Keep slogging away! You guys have done some amazing work. The fact that we can now go out and buy a $250 netbook is in large part due to the waves that XO 1.0 created.

...Even if those netbooks don't have displays that can be read in direct sunlight, batteries that last half as long, aren't as durable, etc. -Keep pushing the innovation envelope in hardware and software.

Sugar (a constructivist learning platform) is a long-term investment which has the potential to be even more revolutionary.

As a complete outsider I think that things are simple (!) As usually success has many fathers and failure is an orphan.

Negroponte says that the XO-specific OS development process was the big mistake. He calls it Sugar because a) this was the name at the time and b) (my hypothesis) the people that where at the core of the Sugar GUI development were also developing the OS-it is wrong obviously wrong. Sugar is a GUI. He claims that a more traditional OS development would be more successful.

Krstic basically agrees that the OS development had problems (and how could he deny it, we all saw the final product) but says that was not the OS development process the problem, was the crappy hardware choice and its vendors that hampered the development process.

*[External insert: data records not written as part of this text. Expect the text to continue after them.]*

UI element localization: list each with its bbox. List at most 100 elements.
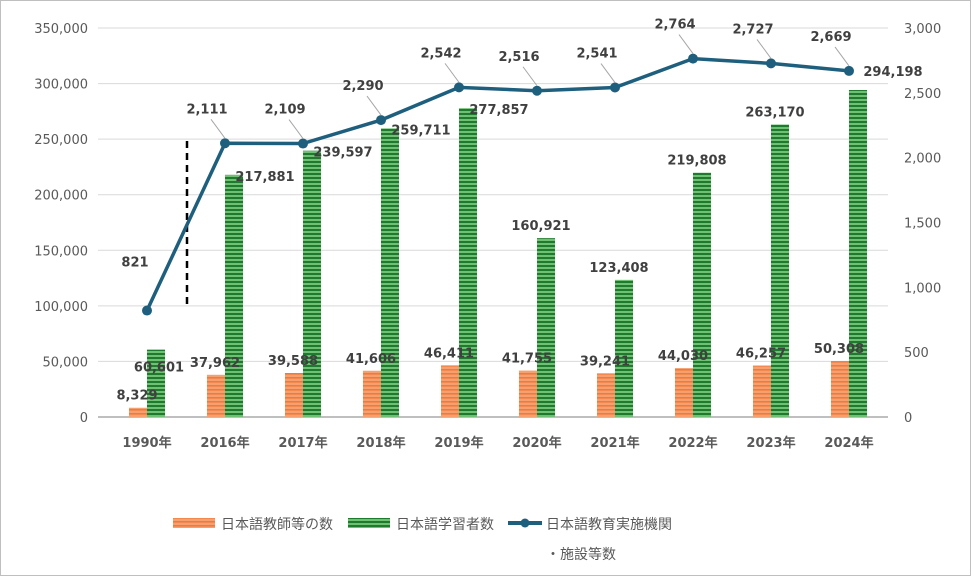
data-label-teachers: 41,755 <box>502 352 552 367</box>
legend-label-teachers: 日本語教師等の数 <box>221 516 333 533</box>
data-label-institutions: 2,727 <box>732 22 773 37</box>
x-axis-tick: 2024年 <box>824 435 873 451</box>
data-label-teachers: 46,257 <box>736 347 786 362</box>
leader-line <box>210 118 226 139</box>
bar-learners <box>381 128 399 417</box>
legend-swatch-teachers <box>173 518 215 528</box>
bar-teachers <box>597 373 615 417</box>
line-marker <box>298 138 308 149</box>
right-axis-tick: 1,500 <box>904 217 941 232</box>
line-marker <box>220 138 230 149</box>
data-label-teachers: 44,030 <box>658 349 708 364</box>
legend-label-institutions-line2: ・施設等数 <box>546 546 616 563</box>
bar-learners <box>147 349 165 417</box>
leader-line <box>522 66 538 87</box>
data-label-learners: 60,601 <box>134 361 184 376</box>
legend-marker-institutions <box>520 518 530 528</box>
bar-learners <box>615 279 633 417</box>
left-axis-tick: 250,000 <box>34 133 88 148</box>
x-axis-tick: 2018年 <box>356 435 405 451</box>
left-axis-tick: 300,000 <box>34 78 88 93</box>
bar-teachers <box>129 407 147 417</box>
bar-learners <box>771 124 789 417</box>
line-marker <box>376 115 386 126</box>
bar-teachers <box>675 368 693 417</box>
left-axis-tick: 350,000 <box>34 22 88 37</box>
bar-learners <box>537 238 555 417</box>
data-label-learners: 277,857 <box>469 103 528 118</box>
line-marker <box>532 85 542 96</box>
line-institutions <box>145 56 850 312</box>
bar-teachers <box>363 370 381 417</box>
data-label-learners: 239,597 <box>313 146 372 161</box>
line-marker <box>766 58 776 69</box>
left-axis-tick: 0 <box>80 411 88 426</box>
left-axis-tick: 50,000 <box>43 355 89 370</box>
data-label-institutions: 2,669 <box>810 30 851 45</box>
data-label-teachers: 41,606 <box>346 352 396 367</box>
bar-learners <box>849 90 867 418</box>
data-label-learners: 259,711 <box>391 123 450 138</box>
line-marker <box>142 305 152 316</box>
data-label-institutions: 821 <box>121 256 148 271</box>
data-label-learners: 294,198 <box>863 65 922 80</box>
right-axis-tick: 2,000 <box>904 152 941 167</box>
x-axis-tick: 2017年 <box>278 435 327 451</box>
bar-teachers <box>441 365 459 417</box>
leader-line <box>756 39 772 59</box>
x-axis-tick: 2022年 <box>668 435 717 451</box>
data-label-teachers: 46,411 <box>424 346 474 361</box>
legend-label-learners: 日本語学習者数 <box>396 517 494 533</box>
x-axis-tick: 2019年 <box>434 435 483 451</box>
legend-swatch-learners <box>348 518 390 528</box>
x-axis-tick: 2021年 <box>590 435 639 451</box>
line-marker <box>454 82 464 93</box>
bar-teachers <box>207 374 225 417</box>
leader-line <box>834 46 850 67</box>
left-axis-tick: 100,000 <box>34 300 88 315</box>
line-marker <box>688 53 698 64</box>
data-label-learners: 219,808 <box>667 154 726 169</box>
bar-teachers <box>753 365 771 417</box>
data-label-learners: 217,881 <box>235 170 294 185</box>
bar-learners <box>693 172 711 417</box>
bar-learners <box>225 174 243 417</box>
data-label-institutions: 2,764 <box>654 18 695 33</box>
right-axis-tick: 3,000 <box>904 22 941 37</box>
data-label-institutions: 2,516 <box>498 50 539 65</box>
data-label-learners: 160,921 <box>511 219 570 234</box>
left-axis-tick: 150,000 <box>34 244 88 259</box>
line-marker <box>844 65 854 76</box>
data-label-institutions: 2,541 <box>576 47 617 62</box>
data-label-teachers: 50,308 <box>814 342 864 357</box>
data-label-teachers: 8,329 <box>116 389 157 404</box>
bar-teachers <box>285 373 303 417</box>
data-label-institutions: 2,111 <box>186 102 227 117</box>
right-axis-tick: 0 <box>904 411 912 426</box>
leader-line <box>600 63 616 83</box>
data-label-teachers: 39,241 <box>580 354 630 369</box>
right-axis-tick: 1,000 <box>904 281 941 296</box>
bar-teachers <box>519 370 537 417</box>
leader-line <box>366 95 382 116</box>
leader-line <box>444 63 460 83</box>
x-axis-tick: 2023年 <box>746 435 795 451</box>
x-axis-tick: 2020年 <box>512 435 561 451</box>
data-label-learners: 123,408 <box>589 261 648 276</box>
x-axis-tick: 2016年 <box>200 435 249 451</box>
right-axis-tick: 500 <box>904 346 929 361</box>
data-label-institutions: 2,290 <box>342 79 383 94</box>
data-label-learners: 263,170 <box>745 106 804 121</box>
leader-line <box>678 34 694 54</box>
legend-label-institutions: 日本語教育実施機関 <box>546 517 672 533</box>
x-axis-tick: 1990年 <box>122 435 171 451</box>
data-label-teachers: 37,962 <box>190 356 240 371</box>
data-label-teachers: 39,588 <box>268 354 318 369</box>
left-axis-tick: 200,000 <box>34 189 88 204</box>
leader-line <box>288 119 304 139</box>
bar-teachers <box>831 361 849 417</box>
bar-learners <box>459 108 477 417</box>
data-label-institutions: 2,542 <box>420 46 461 61</box>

Bender does not say anything other than Sugar is a GUI and has nothing to do with the troubles of the OS development (he is acknowledged though as a draft reader in Krstic’s post). He is obviously right is saying that today Sugar is (a nice) GUI and not an OS.
I do not really have any relevant expertise to say how much of the OS development was dictated by the Sugar GUI needs. Today Sugar runs in a number of distros but not all the underline features are implemented in these distros yet. So this tells me that it probably did have something to do with the XO OS development too.

Finally Jespen so far says, “go fish”. I did what I had to do, it was great and now I’m trying to do something better.

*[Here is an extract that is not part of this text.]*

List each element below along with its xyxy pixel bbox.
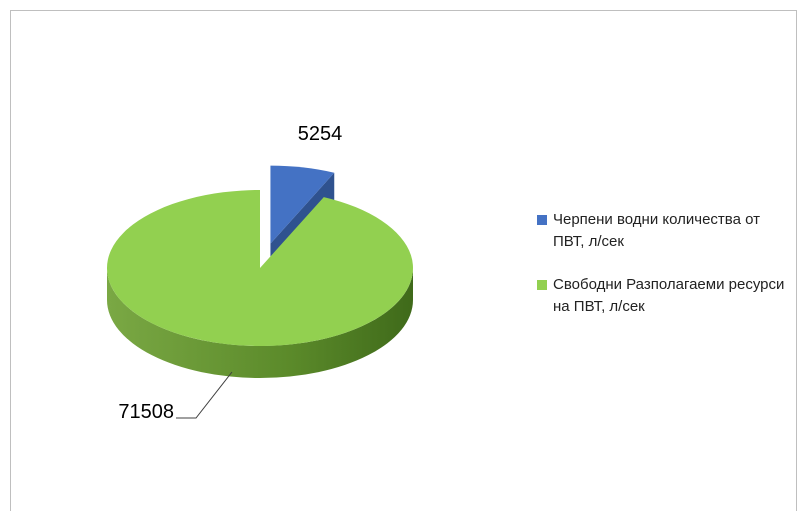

Obviously the truth is somewhere in the middle. Everyone has its portion in the success or failure of the OLPC/XO. Some have more and others less but the size is not important!... :-))) What is important is to go ahead and provide better and cheaper hardware that runs on an optimized OS, it has a feature rich Sugar GUI and make it easy to develop of MANY appropriate applications. The last one is the really important part. That’s what the vast majority uses the XO or any other hardware/OS for.

As I have said before “who is in fault?” never solved a problem. “What is the problem?” did.
So if the OLPC can develop a vanilla Linux that optimally utilizes all the hardware features and SugarLabs can run Sugar with all its features on this vanilla Linux and standardize Activity development, _lets get on with it_.